Competitive Edge Oracle holds a durable position in enterprise technology, anchored by mission‑critical databases and deeply embedded ERP and back‑office systems. High switching costs, long‑term customer relationships, and a broad, integrated product stack create a strong moat that makes it difficult for rivals to displace Oracle in core workloads. At the same time, it faces intense competition from hyperscale cloud providers and specialized database and analytics vendors, which pressure growth and force continuous innovation. Overall, Oracle remains a powerful incumbent with strong defenses, but it must keep proving its value as customers modernize and distribute workloads across multiple clouds.


Innovation and R&D

Innovation and R&D Innovation is focused on three pillars: the autonomous database, the Oracle Cloud Infrastructure platform, and the Fusion cloud applications suite, all increasingly infused with AI. Oracle is pushing hard into generative AI, AI‑enhanced databases, and AI‑powered application features, aiming to make its stack smarter and more automated for large enterprises. Its Cloud@Customer and multi‑cloud partnerships are notable differentiators for organizations with strict data, regulatory, or latency needs. The main opportunity is to convert these innovations into faster cloud adoption and higher wallet share per customer; the main risk is that larger cloud competitors move faster or capture more of the AI workload growth.


Summary

Oracle today looks like a mature, profitable enterprise software giant in the middle of an aggressive cloud and AI expansion phase. The income statement shows healthy growth and strong margins, backed by robust operating cash flows, while the balance sheet carries elevated but manageable debt. Heavy recent capital spending underscores Oracle’s commitment to building out cloud and AI infrastructure, trading short‑term free cash flow for potential long‑term gains.
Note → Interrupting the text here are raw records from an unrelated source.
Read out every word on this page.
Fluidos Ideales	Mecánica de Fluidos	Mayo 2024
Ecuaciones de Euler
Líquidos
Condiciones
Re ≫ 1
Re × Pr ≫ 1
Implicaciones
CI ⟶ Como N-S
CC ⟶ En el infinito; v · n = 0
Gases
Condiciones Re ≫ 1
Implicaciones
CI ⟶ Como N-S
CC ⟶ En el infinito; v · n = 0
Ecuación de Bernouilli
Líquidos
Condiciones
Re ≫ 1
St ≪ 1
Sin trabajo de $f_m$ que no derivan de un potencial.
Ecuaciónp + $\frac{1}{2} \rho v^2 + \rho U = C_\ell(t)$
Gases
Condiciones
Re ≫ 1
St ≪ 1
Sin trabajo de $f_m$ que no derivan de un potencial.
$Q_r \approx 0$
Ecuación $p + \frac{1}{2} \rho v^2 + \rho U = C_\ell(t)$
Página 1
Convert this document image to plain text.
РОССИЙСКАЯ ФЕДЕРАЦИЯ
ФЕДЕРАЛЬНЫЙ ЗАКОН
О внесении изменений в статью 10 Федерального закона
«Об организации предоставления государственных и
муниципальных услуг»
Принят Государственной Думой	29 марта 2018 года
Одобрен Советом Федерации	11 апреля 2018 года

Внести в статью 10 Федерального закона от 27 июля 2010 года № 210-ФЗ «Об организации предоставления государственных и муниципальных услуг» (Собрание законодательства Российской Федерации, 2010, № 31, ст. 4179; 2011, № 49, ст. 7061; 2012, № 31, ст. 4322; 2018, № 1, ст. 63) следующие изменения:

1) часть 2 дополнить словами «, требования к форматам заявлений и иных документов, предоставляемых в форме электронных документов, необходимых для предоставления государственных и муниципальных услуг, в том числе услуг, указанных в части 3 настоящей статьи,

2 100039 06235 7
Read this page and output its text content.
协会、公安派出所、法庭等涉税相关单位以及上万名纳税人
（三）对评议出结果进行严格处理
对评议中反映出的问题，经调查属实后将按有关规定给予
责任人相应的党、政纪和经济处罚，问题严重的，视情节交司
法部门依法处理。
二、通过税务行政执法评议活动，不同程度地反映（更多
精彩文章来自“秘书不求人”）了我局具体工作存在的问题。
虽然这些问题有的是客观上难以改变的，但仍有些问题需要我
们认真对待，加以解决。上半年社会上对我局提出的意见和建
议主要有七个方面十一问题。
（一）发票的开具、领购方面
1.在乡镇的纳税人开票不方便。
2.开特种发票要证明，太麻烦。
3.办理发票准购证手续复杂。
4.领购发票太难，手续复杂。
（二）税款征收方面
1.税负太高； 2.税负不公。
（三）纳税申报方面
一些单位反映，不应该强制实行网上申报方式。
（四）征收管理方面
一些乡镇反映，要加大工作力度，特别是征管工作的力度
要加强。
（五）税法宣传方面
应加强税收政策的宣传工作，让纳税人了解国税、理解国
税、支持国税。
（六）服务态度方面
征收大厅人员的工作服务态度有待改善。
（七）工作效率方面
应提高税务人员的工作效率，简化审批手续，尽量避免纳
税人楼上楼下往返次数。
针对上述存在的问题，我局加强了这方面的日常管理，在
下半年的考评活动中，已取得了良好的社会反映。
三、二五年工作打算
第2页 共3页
Its competitive moat—rooted in embedded systems, high switching costs, and an integrated stack—remains strong but is tested by rapid change in cloud and AI markets. Going forward, the central dynamics to watch are the payoff from its cloud and AI investments, its ability to maintain pricing power and customer stickiness, and how comfortably it manages leverage as the industry evolves.